When a mobile station is powered on, it must first perform a power scan across all the control channels, to identify the channel with the strongest signal. The mobile station then tunes into the strongest channel to locate the FCCH. FCCH carries a frequency correction burst, which occupies time slot 0 for the very first GSM frame and is repeated every ten frames within a control channel multiframe. The FCCH burst allows each mobile station to synchronize its reference local oscillator or voltage controlled oscillator (VCO) to the exact frequency of the base station.
However, the VCO in a mobile station is usually not as robust as the VCO at the base station. Consequently, the frequency will fluctuate with the temperature of the VCO, in addition to other factors, such as aging, that will also contribute to the fluctuation but in a less significant amount. The frequency fluctuation will accumulate over time resulting in degrading the performance of the mobile station's receiver. An automatic frequency control (AFC) subsystem is an important component of a receiver for performance stability.

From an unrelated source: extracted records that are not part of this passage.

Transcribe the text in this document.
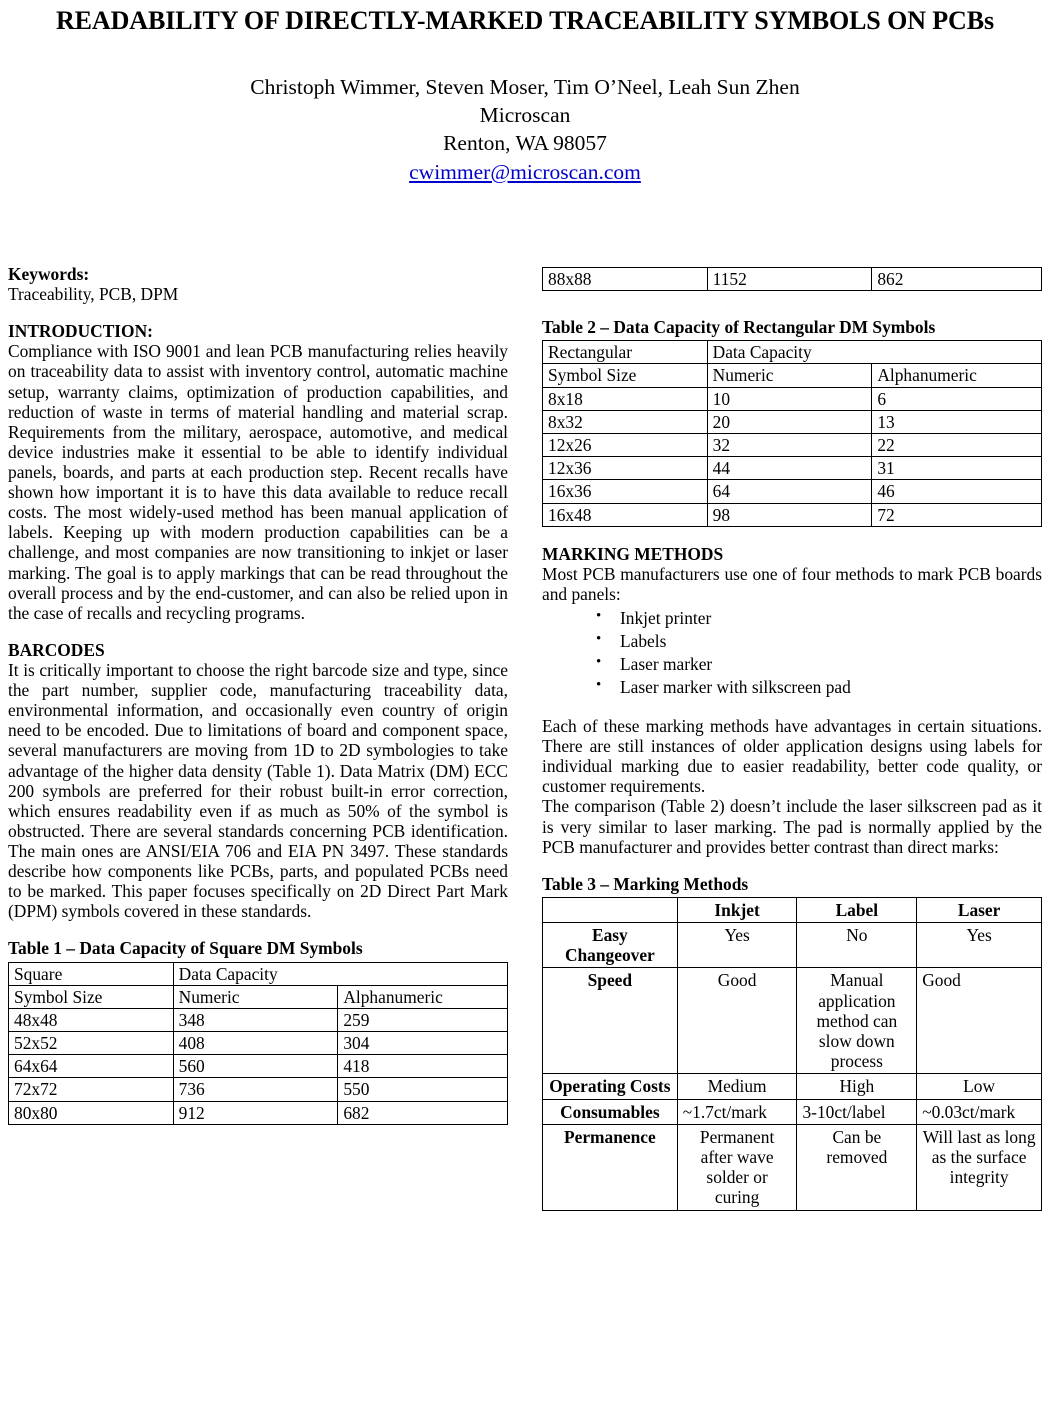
READABILITY OF DIRECTLY-MARKED TRACEABILITY SYMBOLS ON PCBs
Christoph Wimmer, Steven Moser, Tim O’Neel, Leah Sun Zhen
Microscan
Renton, WA 98057
cwimmer@microscan.com
Keywords:

Traceability, PCB, DPM

INTRODUCTION:

Compliance with ISO 9001 and lean PCB manufacturing relies heavily on traceability data to assist with inventory control, automatic machine setup, warranty claims, optimization of production capabilities, and reduction of waste in terms of material handling and material scrap. Requirements from the military, aerospace, automotive, and medical device industries make it essential to be able to identify individual panels, boards, and parts at each production step. Recent recalls have shown how important it is to have this data available to reduce recall costs. The most widely-used method has been manual application of labels. Keeping up with modern production capabilities can be a challenge, and most companies are now transitioning to inkjet or laser marking. The goal is to apply markings that can be read throughout the overall process and by the end-customer, and can also be relied upon in the case of recalls and recycling programs.

BARCODES

It is critically important to choose the right barcode size and type, since the part number, supplier code, manufacturing traceability data, environmental information, and occasionally even country of origin need to be encoded. Due to limitations of board and component space, several manufacturers are moving from 1D to 2D symbologies to take advantage of the higher data density (Table 1). Data Matrix (DM) ECC 200 symbols are preferred for their robust built-in error correction, which ensures readability even if as much as 50% of the symbol is obstructed. There are several standards concerning PCB identification. The main ones are ANSI/EIA 706 and EIA PN 3497. These standards describe how components like PCBs, parts, and populated PCBs need to be marked. This paper focuses specifically on 2D Direct Part Mark (DPM) symbols covered in these standards.

Table 1 – Data Capacity of Square DM Symbols
Square	Data Capacity	
Symbol Size	Numeric	Alphanumeric
48x48	348	259
52x52	408	304
64x64	560	418
72x72	736	550
80x80	912	682
88x88	1152	862
Table 2 – Data Capacity of Rectangular DM Symbols
Rectangular	Data Capacity	
Symbol Size	Numeric	Alphanumeric
8x18	10	6
8x32	20	13
12x26	32	22
12x36	44	31
16x36	64	46
16x48	98	72
MARKING METHODS

Most PCB manufacturers use one of four methods to mark PCB boards and panels:

• Inkjet printer
• Labels
• Laser marker
• Laser marker with silkscreen pad

Each of these marking methods have advantages in certain situations. There are still instances of older application designs using labels for individual marking due to easier readability, better code quality, or customer requirements.

The comparison (Table 2) doesn’t include the laser silkscreen pad as it is very similar to laser marking. The pad is normally applied by the PCB manufacturer and provides better contrast than direct marks:

Table 3 – Marking Methods
	Inkjet	Label	Laser
Easy Changeover	Yes	No	Yes
Speed	Good	Manual application method can slow down process	Good
Operating Costs	Medium	High	Low
Consumables	~1.7ct/mark	3-10ct/label	~0.03ct/mark
Permanence	Permanent after wave solder or curing	Can be removed	Will last as long as the surface integrity
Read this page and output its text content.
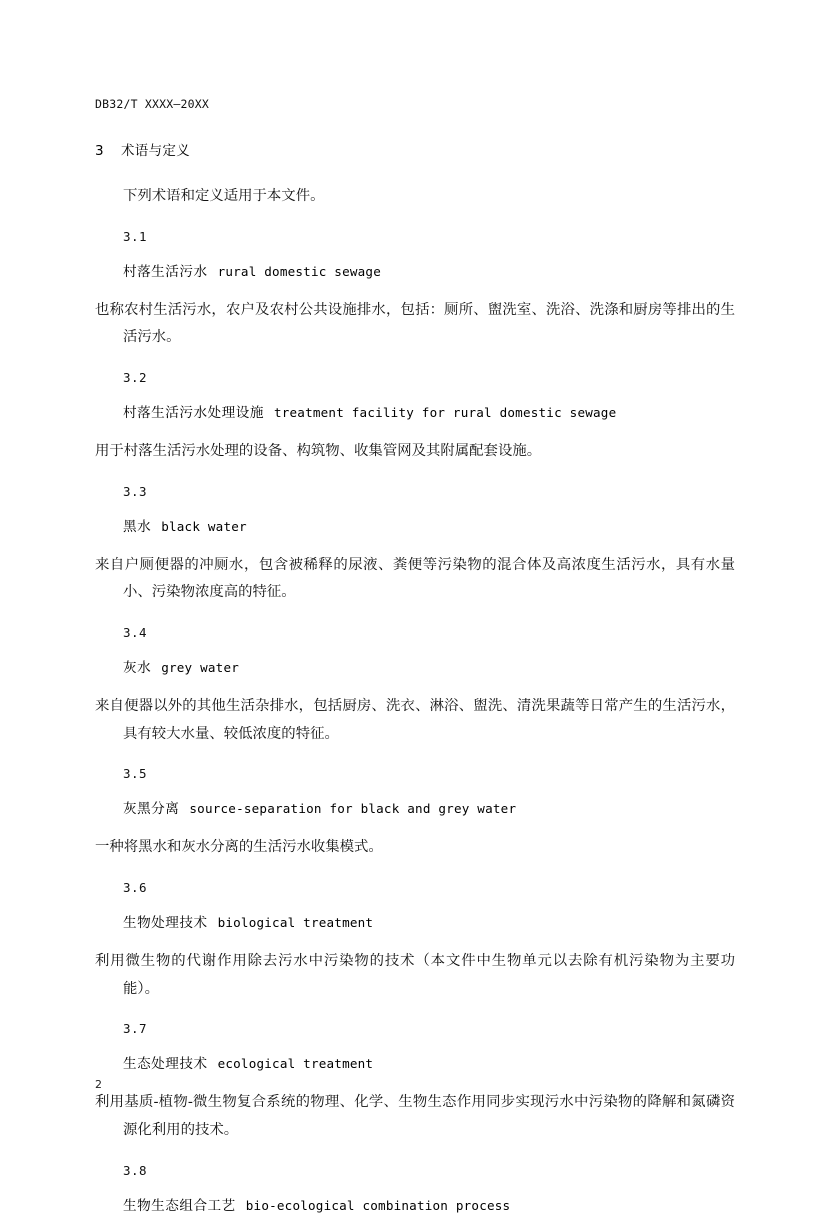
DB32/T XXXX—20XX
3 术语与定义
下列术语和定义适用于本文件。
3.1
村落生活污水 rural domestic sewage
也称农村生活污水，农户及农村公共设施排水，包括：厕所、盥洗室、洗浴、洗涤和厨房等排出的生活污水。
3.2
村落生活污水处理设施 treatment facility for rural domestic sewage
用于村落生活污水处理的设备、构筑物、收集管网及其附属配套设施。
3.3
黑水 black water
来自户厕便器的冲厕水，包含被稀释的尿液、粪便等污染物的混合体及高浓度生活污水，具有水量小、污染物浓度高的特征。
3.4
灰水 grey water
来自便器以外的其他生活杂排水，包括厨房、洗衣、淋浴、盥洗、清洗果蔬等日常产生的生活污水，具有较大水量、较低浓度的特征。
3.5
灰黑分离 source-separation for black and grey water
一种将黑水和灰水分离的生活污水收集模式。
3.6
生物处理技术 biological treatment
利用微生物的代谢作用除去污水中污染物的技术（本文件中生物单元以去除有机污染物为主要功能）。
3.7
生态处理技术 ecological treatment
利用基质-植物-微生物复合系统的物理、化学、生物生态作用同步实现污水中污染物的降解和氮磷资源化利用的技术。
3.8
生物生态组合工艺 bio-ecological combination process
2
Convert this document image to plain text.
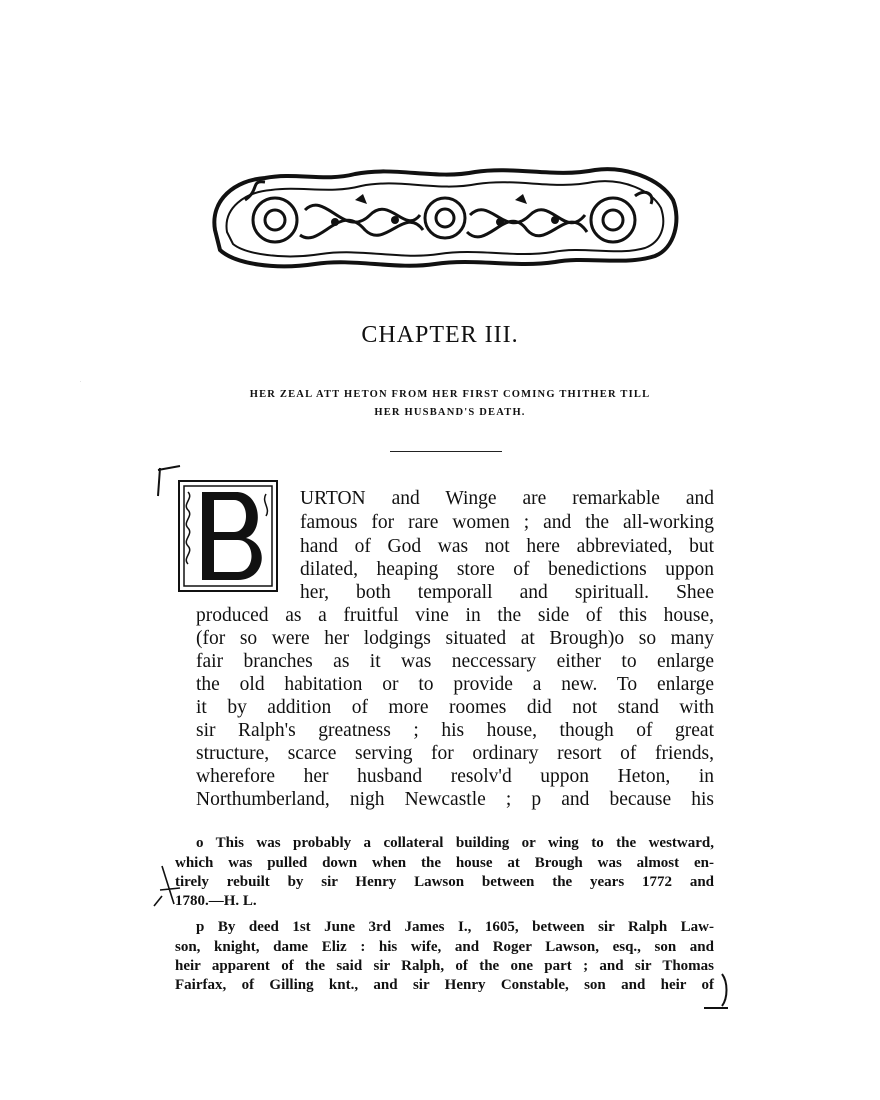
CHAPTER III.
HER ZEAL ATT HETON FROM HER FIRST COMING THITHER TILL
HER HUSBAND'S DEATH.
B
URTON and Winge are remarkable and
famous for rare women ; and the all-working
hand of God was not here abbreviated, but
dilated, heaping store of benedictions uppon
her, both temporall and spirituall. Shee
produced as a fruitful vine in the side of this house,
(for so were her lodgings situated at Brough)o so many
fair branches as it was neccessary either to enlarge
the old habitation or to provide a new. To enlarge
it by addition of more roomes did not stand with
sir Ralph's greatness ; his house, though of great
structure, scarce serving for ordinary resort of friends,
wherefore her husband resolv'd uppon Heton, in
Northumberland, nigh Newcastle ; p and because his
o This was probably a collateral building or wing to the westward,
which was pulled down when the house at Brough was almost en-
tirely rebuilt by sir Henry Lawson between the years 1772 and
1780.—H. L.
p By deed 1st June 3rd James I., 1605, between sir Ralph Law-
son, knight, dame Eliz : his wife, and Roger Lawson, esq., son and
heir apparent of the said sir Ralph, of the one part ; and sir Thomas
Fairfax, of Gilling knt., and sir Henry Constable, son and heir of
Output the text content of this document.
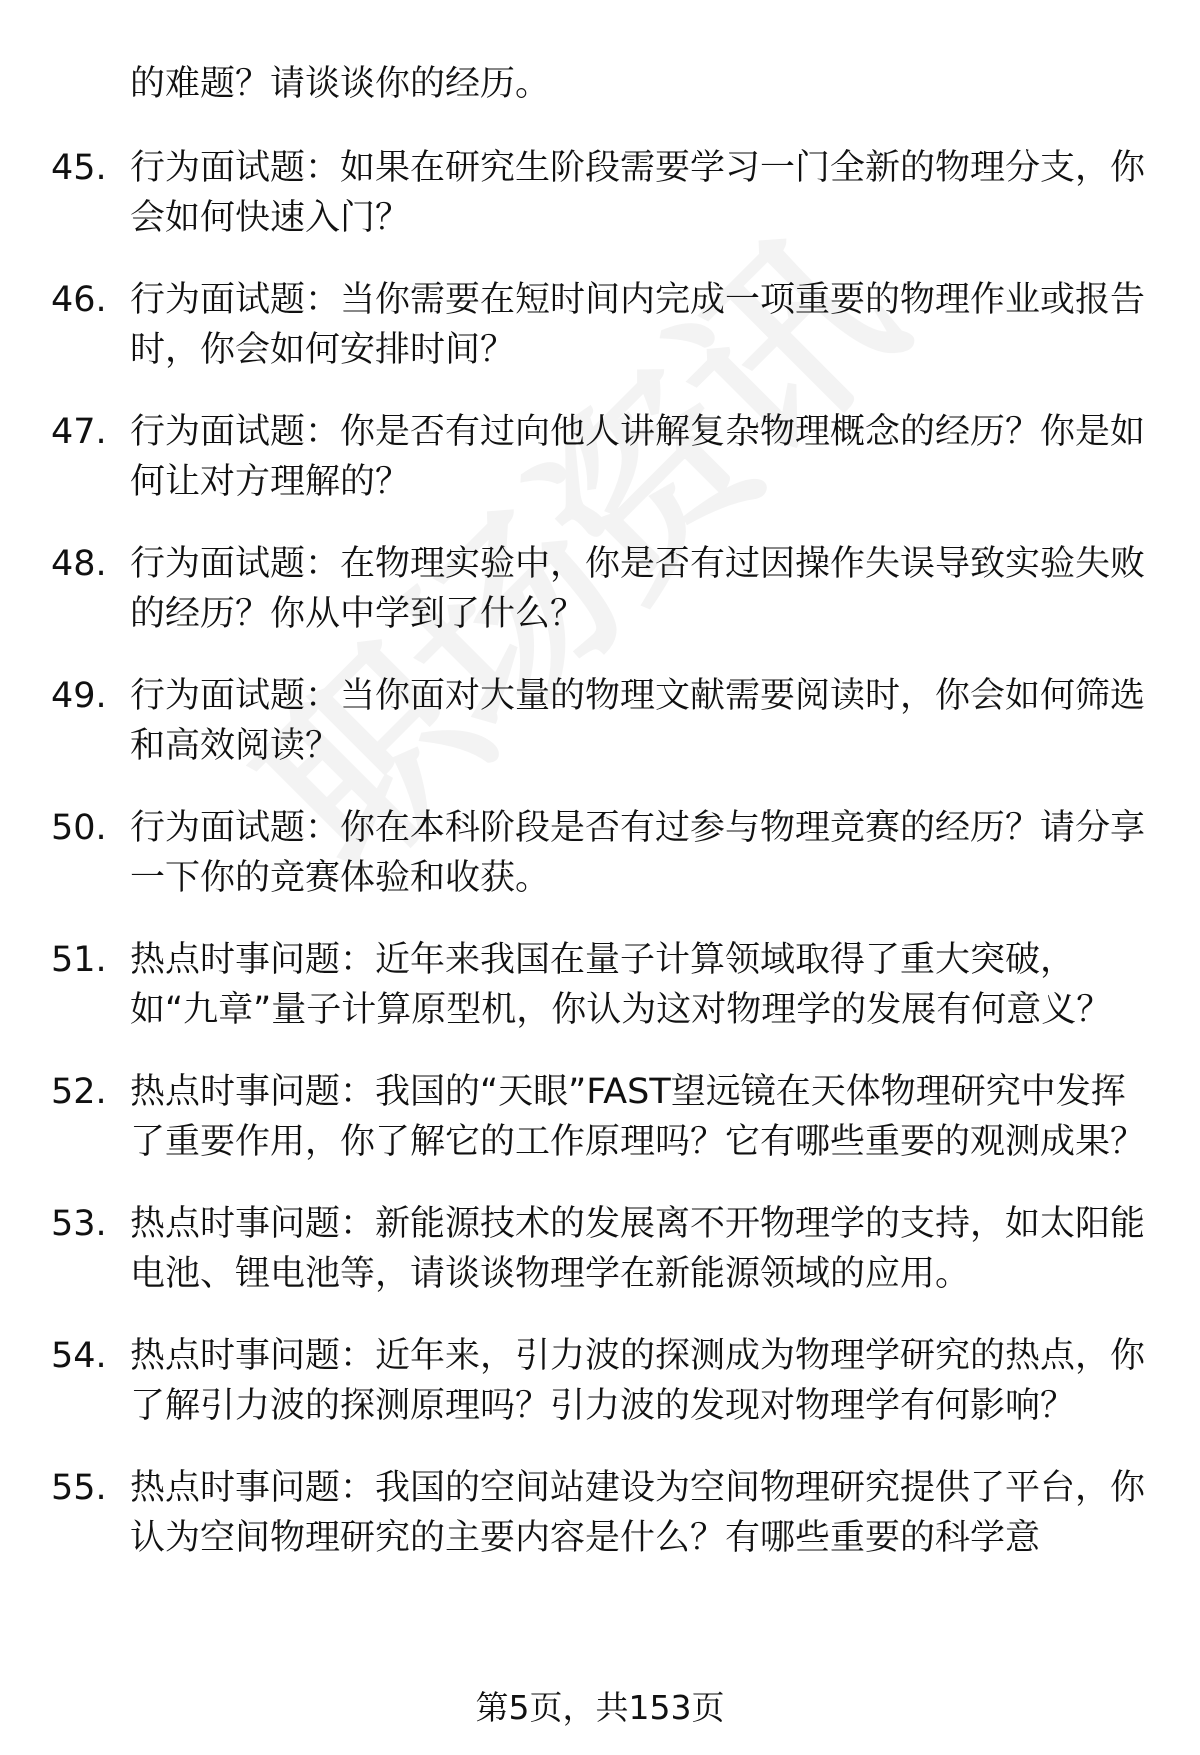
的难题？请谈谈你的经历。

45. 行为面试题：如果在研究生阶段需要学习一门全新的物理分支，你会如何快速入门？
46. 行为面试题：当你需要在短时间内完成一项重要的物理作业或报告时，你会如何安排时间？
47. 行为面试题：你是否有过向他人讲解复杂物理概念的经历？你是如何让对方理解的？
48. 行为面试题：在物理实验中，你是否有过因操作失误导致实验失败的经历？你从中学到了什么？
49. 行为面试题：当你面对大量的物理文献需要阅读时，你会如何筛选和高效阅读？
50. 行为面试题：你在本科阶段是否有过参与物理竞赛的经历？请分享一下你的竞赛体验和收获。
51. 热点时事问题：近年来我国在量子计算领域取得了重大突破，如“九章”量子计算原型机，你认为这对物理学的发展有何意义？
52. 热点时事问题：我国的“天眼”FAST望远镜在天体物理研究中发挥了重要作用，你了解它的工作原理吗？它有哪些重要的观测成果？
53. 热点时事问题：新能源技术的发展离不开物理学的支持，如太阳能电池、锂电池等，请谈谈物理学在新能源领域的应用。
54. 热点时事问题：近年来，引力波的探测成为物理学研究的热点，你了解引力波的探测原理吗？引力波的发现对物理学有何影响？
55. 热点时事问题：我国的空间站建设为空间物理研究提供了平台，你认为空间物理研究的主要内容是什么？有哪些重要的科学意
第5页，共153页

For example, the GSM 11.10 specification requires a mobile station to maintain a carrier frequency to within 0.1 parts per million (ppm) of the base station's reference frequency, in other words, 0.1 ppm compared to the signals received from the base station. Although, the prior art Maximum Likelihood method can be used to obtain reliable frequency tracking, but it requires a long data stream and complex computation. Similarly, the prior art Time Domain Bias method can also be deployed for estimating frequency offset, but it needs a high sampling rate as well as a long data stream. Accordingly, the AFC subsystem in the receiver of a mobile station needs a reliable, simple, and effective frequency tracking technique to minimize frequency error to an acceptable level.